A Good Idea.
The Springfield Republican, referring to the exposure of small villages to destruction by fire, says.
“A large fire in another village up in Vermont, that of South Royalton, shows the absolute exposure of the small villages to fire and should stimulate the ingenuity of preventive measures for rural communities. Why do not the towns along one railroad within fifty miles organize a railroad fire service? Here, for instance, are two villages—Bethel and South Royalton—within ten miles of each other by rail, and both strung along a considerable stream of water, which have lately suffered severely from fire. Neither village is big enough to have a fire service, but ten towns along the Central Vermont might unite to maintain at some central point, where the railroad keeps an engine, a steam fire-engine mounted on a car and attended by a small paid service.

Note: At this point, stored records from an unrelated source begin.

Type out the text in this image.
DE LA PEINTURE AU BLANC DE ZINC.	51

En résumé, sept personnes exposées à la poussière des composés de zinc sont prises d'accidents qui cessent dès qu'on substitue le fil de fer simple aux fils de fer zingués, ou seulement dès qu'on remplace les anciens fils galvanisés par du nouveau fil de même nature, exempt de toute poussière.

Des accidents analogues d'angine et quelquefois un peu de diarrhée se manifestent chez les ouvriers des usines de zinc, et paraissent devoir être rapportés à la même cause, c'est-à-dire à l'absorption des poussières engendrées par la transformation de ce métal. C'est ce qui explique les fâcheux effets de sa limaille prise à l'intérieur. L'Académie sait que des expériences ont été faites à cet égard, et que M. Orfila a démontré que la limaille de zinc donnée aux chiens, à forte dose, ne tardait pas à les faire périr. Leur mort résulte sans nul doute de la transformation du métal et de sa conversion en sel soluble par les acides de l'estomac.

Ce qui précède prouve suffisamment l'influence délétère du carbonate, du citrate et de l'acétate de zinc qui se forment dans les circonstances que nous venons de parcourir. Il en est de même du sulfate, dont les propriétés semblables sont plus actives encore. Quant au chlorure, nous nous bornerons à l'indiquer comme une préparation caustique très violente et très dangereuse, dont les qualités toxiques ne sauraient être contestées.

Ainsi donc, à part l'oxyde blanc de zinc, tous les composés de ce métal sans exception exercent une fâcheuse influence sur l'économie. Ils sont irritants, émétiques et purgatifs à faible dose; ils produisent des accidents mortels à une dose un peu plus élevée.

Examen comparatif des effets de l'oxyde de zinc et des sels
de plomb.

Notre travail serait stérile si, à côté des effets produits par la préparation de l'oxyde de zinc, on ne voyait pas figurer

The proportional expense for each town in the district would be very small, and the engine would generally arrive on the scene of the fire in season to confine it to the building in which it broke out. The river on which such villages are located would gensrally supply water enough, or a country so abounding in brooks need not lack for reservoirs offirom the main stream. As the farming community in these towns invariably votes down any proposition to protect the village at the town’s expense, and the insurance companies, even the rural ones, cannot go on taking risks in such localities, the necessity for some measures of prevention, inexpensive but efficient, is apparent.